Маргарита году на тринадцатом жизни прочитала чуть не все знаменитые детективные романы, известные со времён Э. А. По. Весь год читала запоем, обчиталась так, что никогда уж больше в такого рода сочиненья даже не заглядывала. Большинство детективов были весьма толстоваты, сотнями страниц нагромождая назойливые подробности, не только ничего, впрочем, не прояснявшие, а напротив, напускавшие целую тьму тумана и лишь круче закручивавшие и пуще запутывавшие сюжет. И вот вдруг, когда уже становилось от этих туманов и запутывания несколько скучно, автор выводил вперёд какого-нибудь странноватого умника, который до этого на предыдущих четырёхстах страницах только бестолково и многозначительно рассуждал, а тут, словно очнувшись и прозрев без какой-либо особенной причины, в секунду и до обидного легко разрешал всё дело, хватал, как мальчишку, за ухо свирепого и хитроумного преступника и передавал его благодарным туповатым полицейским. И преступник, о котором все думали, что он хладнокровен и жесток, сейчас, как по заказу, как будто и сам заскучал от всей этой беллетристики, становился вдруг слюнтяй и размазня, распускал нюни, во всём признавался и просился в тюрьму. Автор буквально наспех дописывал книгу, из последних сил нетерпеливо и торопливо подгоняя финал. Фразы становились короче, площе и плоше, текст как-то на глазах мельчал и обрывался. Второстепенным персонажам уделялось по два-три слова на всю их оставшуюся жизнь. Некоторые и из первостепенных сгребались на обочину, третьестепенные же без церемоний предавались забвению, как если бы их никогда не было в книге. И на всю эту неаккуратную расправу отводилось полторы страницы.

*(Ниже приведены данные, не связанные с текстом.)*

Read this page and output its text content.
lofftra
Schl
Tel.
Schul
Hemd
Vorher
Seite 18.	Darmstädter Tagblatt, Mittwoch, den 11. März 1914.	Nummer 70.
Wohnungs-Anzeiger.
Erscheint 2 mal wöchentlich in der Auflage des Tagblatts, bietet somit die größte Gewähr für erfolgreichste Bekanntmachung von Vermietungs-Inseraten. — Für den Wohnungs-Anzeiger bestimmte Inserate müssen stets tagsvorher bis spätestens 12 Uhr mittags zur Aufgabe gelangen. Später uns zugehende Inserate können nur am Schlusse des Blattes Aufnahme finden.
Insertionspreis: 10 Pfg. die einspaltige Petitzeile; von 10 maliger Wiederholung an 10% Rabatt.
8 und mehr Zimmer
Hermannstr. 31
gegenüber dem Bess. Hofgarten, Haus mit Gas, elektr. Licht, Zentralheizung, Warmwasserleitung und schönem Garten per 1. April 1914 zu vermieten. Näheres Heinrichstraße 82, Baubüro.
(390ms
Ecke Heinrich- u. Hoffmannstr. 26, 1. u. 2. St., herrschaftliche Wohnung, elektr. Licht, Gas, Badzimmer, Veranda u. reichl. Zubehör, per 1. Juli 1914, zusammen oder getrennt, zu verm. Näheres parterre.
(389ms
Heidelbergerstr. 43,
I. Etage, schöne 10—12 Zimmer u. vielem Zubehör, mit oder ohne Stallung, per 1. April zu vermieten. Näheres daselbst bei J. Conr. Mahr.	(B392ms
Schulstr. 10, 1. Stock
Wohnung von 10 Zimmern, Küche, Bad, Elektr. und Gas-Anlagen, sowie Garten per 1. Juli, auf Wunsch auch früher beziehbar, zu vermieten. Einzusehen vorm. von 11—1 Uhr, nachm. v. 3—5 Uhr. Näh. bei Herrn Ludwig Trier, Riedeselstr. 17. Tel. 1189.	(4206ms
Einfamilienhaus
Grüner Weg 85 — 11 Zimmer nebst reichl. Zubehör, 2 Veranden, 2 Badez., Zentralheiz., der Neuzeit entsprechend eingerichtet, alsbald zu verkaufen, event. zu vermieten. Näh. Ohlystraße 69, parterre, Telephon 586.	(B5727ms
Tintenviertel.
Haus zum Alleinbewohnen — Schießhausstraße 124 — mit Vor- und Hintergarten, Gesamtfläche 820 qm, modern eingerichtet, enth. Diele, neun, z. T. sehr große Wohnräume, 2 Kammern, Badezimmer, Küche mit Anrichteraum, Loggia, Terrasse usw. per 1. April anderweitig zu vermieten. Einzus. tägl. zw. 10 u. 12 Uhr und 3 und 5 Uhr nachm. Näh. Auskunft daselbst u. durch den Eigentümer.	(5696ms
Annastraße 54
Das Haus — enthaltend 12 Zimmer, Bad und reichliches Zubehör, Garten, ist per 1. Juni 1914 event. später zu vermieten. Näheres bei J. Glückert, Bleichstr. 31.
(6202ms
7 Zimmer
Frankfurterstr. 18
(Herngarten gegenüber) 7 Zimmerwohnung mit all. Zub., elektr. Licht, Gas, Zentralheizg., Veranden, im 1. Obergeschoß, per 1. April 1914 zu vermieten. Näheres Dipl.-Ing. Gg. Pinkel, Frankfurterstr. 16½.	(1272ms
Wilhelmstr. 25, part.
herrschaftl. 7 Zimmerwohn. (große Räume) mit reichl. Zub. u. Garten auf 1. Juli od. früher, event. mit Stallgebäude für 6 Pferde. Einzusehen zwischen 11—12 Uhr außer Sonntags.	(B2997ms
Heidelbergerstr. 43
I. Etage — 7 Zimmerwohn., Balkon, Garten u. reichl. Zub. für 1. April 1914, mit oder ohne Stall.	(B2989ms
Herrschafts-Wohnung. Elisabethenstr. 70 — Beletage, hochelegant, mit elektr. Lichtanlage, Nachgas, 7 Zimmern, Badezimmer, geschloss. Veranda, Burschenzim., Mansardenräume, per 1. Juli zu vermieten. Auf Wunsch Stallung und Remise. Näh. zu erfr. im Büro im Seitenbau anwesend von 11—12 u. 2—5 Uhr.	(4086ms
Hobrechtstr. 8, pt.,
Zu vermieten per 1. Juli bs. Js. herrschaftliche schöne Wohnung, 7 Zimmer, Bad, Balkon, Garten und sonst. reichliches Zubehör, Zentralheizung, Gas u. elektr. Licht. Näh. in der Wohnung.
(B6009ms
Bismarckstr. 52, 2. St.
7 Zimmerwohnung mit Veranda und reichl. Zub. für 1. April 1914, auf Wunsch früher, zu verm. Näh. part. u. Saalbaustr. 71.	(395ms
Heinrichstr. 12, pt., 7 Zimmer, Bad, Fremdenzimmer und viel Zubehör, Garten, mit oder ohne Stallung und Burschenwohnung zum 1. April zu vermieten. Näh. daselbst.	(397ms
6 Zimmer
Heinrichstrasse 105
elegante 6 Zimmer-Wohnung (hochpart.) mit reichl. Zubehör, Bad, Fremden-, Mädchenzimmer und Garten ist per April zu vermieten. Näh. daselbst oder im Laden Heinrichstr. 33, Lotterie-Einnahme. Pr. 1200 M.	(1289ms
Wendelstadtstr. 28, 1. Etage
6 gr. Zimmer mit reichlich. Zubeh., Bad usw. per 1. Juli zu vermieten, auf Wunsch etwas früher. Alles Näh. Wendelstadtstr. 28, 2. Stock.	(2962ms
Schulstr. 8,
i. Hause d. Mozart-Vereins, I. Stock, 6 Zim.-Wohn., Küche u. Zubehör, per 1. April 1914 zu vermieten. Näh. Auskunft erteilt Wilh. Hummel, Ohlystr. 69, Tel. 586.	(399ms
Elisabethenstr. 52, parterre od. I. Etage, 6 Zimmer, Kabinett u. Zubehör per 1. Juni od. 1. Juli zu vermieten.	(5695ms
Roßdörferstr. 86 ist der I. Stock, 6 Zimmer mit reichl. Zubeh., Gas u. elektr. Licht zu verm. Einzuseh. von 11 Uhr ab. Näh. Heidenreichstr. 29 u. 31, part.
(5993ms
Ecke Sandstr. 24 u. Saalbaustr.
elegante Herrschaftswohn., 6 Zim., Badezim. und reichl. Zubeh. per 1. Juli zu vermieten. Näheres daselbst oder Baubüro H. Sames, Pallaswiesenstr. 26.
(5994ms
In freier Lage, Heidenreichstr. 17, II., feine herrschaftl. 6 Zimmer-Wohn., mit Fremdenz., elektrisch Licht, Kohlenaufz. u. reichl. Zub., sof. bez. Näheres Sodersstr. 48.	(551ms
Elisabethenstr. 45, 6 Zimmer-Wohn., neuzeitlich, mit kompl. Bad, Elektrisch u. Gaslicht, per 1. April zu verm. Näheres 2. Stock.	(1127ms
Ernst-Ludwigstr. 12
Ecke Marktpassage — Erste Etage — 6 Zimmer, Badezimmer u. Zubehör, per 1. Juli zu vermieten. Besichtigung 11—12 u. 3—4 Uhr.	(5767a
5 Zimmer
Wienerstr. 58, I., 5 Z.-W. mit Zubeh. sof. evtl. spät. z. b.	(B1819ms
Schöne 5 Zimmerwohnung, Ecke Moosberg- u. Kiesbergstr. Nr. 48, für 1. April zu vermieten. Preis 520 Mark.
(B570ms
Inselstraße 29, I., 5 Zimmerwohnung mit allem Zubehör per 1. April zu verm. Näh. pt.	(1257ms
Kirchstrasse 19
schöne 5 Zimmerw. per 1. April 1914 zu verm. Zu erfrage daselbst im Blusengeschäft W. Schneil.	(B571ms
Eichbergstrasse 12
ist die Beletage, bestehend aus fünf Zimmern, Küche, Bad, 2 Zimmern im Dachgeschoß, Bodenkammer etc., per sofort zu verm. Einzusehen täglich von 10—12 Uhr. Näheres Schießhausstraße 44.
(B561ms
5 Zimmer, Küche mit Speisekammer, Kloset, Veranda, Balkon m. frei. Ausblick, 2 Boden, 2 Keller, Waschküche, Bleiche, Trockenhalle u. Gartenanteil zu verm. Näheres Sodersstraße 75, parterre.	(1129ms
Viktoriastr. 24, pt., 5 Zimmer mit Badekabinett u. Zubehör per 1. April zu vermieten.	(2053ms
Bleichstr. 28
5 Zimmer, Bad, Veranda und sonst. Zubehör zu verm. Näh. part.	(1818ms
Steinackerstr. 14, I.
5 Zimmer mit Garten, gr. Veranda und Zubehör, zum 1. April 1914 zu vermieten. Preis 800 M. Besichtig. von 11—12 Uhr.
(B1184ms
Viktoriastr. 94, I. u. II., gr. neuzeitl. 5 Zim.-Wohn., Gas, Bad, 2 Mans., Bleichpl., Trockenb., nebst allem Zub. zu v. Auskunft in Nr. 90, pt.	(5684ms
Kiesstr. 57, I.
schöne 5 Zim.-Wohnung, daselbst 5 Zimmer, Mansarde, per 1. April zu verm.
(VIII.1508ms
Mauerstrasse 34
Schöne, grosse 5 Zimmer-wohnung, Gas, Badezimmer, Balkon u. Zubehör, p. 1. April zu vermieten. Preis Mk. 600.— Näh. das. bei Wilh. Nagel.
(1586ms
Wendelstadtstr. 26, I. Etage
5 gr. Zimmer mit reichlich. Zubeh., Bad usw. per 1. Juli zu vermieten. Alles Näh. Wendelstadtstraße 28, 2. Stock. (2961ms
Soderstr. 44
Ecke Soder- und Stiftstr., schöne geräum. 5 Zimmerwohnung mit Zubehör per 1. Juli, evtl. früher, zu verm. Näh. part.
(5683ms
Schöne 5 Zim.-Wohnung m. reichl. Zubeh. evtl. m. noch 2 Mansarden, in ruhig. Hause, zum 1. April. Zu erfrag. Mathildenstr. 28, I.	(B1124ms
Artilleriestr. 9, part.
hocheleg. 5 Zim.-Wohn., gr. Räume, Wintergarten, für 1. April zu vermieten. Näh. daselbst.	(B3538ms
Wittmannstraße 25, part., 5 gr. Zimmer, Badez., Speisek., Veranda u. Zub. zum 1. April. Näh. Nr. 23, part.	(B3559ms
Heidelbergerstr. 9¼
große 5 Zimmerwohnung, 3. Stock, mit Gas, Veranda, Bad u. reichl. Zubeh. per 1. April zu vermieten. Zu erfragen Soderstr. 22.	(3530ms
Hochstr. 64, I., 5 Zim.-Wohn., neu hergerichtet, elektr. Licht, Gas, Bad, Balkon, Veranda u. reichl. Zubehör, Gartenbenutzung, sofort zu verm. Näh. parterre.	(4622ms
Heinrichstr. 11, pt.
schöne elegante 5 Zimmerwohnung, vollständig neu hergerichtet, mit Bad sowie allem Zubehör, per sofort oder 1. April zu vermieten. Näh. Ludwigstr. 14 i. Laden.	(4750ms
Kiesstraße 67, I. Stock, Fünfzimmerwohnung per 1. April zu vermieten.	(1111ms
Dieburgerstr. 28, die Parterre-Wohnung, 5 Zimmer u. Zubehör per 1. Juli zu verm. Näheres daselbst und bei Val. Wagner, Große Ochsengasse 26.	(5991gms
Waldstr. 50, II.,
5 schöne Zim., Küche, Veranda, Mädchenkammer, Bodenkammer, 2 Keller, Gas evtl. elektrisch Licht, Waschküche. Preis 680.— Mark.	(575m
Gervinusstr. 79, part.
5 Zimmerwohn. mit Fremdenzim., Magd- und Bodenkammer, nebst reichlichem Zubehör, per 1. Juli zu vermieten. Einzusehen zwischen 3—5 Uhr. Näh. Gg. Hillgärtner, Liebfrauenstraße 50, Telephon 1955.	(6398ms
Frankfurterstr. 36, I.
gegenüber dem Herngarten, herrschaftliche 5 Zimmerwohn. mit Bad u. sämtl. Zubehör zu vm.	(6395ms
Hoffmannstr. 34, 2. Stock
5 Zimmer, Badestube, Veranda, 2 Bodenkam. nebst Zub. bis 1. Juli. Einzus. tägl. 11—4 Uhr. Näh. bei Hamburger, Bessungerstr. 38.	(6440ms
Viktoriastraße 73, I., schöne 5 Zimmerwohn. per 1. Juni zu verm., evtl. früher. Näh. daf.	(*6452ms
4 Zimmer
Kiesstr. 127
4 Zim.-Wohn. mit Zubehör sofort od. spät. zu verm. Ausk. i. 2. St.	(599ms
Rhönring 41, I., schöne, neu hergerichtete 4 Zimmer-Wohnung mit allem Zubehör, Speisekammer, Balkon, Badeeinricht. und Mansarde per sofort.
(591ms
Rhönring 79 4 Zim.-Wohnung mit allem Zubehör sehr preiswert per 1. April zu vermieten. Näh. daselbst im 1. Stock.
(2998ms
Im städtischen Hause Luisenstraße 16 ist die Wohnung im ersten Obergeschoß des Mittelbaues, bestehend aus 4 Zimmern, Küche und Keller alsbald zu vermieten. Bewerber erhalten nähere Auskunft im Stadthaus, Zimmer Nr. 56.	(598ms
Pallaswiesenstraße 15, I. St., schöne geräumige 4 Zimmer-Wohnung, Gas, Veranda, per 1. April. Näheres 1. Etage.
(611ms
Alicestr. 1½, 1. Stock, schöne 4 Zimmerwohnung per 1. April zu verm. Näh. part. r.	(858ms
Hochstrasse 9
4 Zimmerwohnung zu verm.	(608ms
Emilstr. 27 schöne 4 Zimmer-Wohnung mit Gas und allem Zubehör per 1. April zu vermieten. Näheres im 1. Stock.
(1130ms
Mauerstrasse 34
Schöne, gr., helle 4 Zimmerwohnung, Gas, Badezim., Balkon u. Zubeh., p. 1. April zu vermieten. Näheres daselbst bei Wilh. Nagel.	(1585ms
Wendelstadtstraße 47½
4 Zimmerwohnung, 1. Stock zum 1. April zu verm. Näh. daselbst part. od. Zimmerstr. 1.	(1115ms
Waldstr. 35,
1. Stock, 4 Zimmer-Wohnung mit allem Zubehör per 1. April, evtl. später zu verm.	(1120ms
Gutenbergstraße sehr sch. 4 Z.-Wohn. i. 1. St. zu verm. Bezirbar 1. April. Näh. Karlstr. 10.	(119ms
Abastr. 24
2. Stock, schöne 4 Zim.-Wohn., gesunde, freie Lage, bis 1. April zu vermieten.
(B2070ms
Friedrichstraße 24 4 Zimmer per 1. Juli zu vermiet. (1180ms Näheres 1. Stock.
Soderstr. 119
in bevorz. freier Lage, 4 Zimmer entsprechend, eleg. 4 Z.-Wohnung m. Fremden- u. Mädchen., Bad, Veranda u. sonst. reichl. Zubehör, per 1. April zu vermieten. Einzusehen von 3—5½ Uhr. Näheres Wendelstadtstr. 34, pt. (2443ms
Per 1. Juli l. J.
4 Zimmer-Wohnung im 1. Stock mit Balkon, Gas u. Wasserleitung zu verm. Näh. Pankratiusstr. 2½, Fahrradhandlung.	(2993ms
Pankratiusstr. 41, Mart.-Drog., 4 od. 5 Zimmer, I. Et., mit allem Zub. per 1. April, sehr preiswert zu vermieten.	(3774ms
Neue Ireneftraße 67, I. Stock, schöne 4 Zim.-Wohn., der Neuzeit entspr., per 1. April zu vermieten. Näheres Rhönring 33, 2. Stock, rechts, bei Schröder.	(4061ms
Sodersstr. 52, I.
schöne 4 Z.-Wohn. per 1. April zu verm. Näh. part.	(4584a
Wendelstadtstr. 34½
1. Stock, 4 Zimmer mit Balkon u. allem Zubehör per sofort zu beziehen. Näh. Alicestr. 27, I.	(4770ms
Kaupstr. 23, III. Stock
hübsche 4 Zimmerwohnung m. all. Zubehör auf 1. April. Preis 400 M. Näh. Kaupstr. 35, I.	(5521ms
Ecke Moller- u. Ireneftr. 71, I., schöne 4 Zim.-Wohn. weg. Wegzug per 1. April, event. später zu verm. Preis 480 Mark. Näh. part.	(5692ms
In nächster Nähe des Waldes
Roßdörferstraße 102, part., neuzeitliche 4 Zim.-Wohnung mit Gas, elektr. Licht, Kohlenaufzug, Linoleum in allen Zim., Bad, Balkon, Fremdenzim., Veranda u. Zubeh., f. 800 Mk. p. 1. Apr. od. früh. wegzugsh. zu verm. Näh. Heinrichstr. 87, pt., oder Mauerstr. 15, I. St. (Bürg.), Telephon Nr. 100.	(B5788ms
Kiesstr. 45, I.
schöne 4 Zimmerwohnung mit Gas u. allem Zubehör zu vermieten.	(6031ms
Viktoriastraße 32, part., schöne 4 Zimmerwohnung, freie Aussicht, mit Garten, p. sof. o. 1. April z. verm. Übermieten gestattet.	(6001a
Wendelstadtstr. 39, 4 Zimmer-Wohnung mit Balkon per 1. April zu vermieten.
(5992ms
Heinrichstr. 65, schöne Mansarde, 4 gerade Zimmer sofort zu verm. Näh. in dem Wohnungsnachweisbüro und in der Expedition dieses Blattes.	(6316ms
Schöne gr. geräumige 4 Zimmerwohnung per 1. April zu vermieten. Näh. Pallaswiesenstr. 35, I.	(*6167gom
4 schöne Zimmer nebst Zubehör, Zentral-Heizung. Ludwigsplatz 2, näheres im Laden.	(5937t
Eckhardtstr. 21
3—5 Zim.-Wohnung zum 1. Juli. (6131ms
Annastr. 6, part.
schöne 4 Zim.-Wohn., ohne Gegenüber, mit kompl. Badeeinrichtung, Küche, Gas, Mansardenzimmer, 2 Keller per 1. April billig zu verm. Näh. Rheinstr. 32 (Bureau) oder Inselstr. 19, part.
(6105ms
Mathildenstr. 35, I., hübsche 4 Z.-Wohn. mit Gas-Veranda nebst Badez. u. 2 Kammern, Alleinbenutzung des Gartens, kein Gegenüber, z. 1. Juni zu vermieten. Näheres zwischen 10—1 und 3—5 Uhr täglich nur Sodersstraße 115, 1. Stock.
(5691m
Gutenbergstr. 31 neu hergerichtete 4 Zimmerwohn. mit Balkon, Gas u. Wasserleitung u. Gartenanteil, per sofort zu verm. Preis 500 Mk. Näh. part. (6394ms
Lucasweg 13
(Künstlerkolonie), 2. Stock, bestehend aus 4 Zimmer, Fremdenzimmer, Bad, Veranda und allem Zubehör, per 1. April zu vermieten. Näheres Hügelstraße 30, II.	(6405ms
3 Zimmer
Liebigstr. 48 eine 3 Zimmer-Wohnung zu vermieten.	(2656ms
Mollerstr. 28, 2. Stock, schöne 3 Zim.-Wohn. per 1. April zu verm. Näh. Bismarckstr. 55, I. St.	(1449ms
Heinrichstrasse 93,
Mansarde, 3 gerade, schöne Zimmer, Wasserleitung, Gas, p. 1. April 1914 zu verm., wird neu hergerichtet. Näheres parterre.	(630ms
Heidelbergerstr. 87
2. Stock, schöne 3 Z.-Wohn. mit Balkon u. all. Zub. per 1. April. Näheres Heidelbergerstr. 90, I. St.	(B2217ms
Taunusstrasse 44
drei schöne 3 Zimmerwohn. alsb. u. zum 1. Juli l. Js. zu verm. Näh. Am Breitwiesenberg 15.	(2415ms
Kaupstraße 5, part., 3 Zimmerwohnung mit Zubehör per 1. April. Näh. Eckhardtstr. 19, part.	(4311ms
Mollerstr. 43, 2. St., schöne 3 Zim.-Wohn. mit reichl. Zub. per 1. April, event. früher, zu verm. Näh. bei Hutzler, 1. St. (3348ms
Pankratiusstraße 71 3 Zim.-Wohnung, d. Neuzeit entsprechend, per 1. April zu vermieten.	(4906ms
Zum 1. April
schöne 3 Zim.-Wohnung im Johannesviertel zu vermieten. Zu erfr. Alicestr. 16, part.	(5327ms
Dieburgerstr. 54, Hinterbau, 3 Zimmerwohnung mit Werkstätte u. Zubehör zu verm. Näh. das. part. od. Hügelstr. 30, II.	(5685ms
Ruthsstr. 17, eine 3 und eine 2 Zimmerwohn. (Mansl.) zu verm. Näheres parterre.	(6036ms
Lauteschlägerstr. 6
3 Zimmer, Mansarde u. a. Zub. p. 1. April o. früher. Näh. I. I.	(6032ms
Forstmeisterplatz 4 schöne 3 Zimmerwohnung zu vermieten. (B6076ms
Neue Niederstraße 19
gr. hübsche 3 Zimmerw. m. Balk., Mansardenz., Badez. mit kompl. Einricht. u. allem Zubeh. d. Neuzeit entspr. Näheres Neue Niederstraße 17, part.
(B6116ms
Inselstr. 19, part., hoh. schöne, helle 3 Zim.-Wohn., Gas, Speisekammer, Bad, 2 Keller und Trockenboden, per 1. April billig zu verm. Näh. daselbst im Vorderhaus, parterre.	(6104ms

Поработав в следственном комитете, Марго узнала, что на практике всё бывало иначе. Что как раз следы, улики, шокирующие подробности преступления чаще являлись быстро и даже в избытке. Но потом ход следствия замедлялся, а то и останавливался, плодя новые и новые тома рапортов, протоколов, служебной переписки; проходили медленные месяцы, иногда и годы; наконец кое-что кое-как составлялось в правдоподобную картину, но всё чего-то недоставало; робели и завирались свидетели, мудрила защита, подозреваемый отнекивался и отшучивался, так что надо было переводить его в пресловутую пятую камеру на постой к очень крепким угрюмым ребятам с нехорошими наклонностями, после чего подозреваемый переставал шутить и почти на всё соглашался так покорно, что следователей начинали одолевать сомнения в его виновности. Потом занудствовали суды, зевали присяжные, юлила экспертиза, обвиняемый опять принимался шутить, злился прокурор, процесс разваливался и завершался оправдательным приговором, орало начальство, следователи говорили «ё!..» и опять брались за старую канитель, конца-края которой не было видно теперь уже вовсе…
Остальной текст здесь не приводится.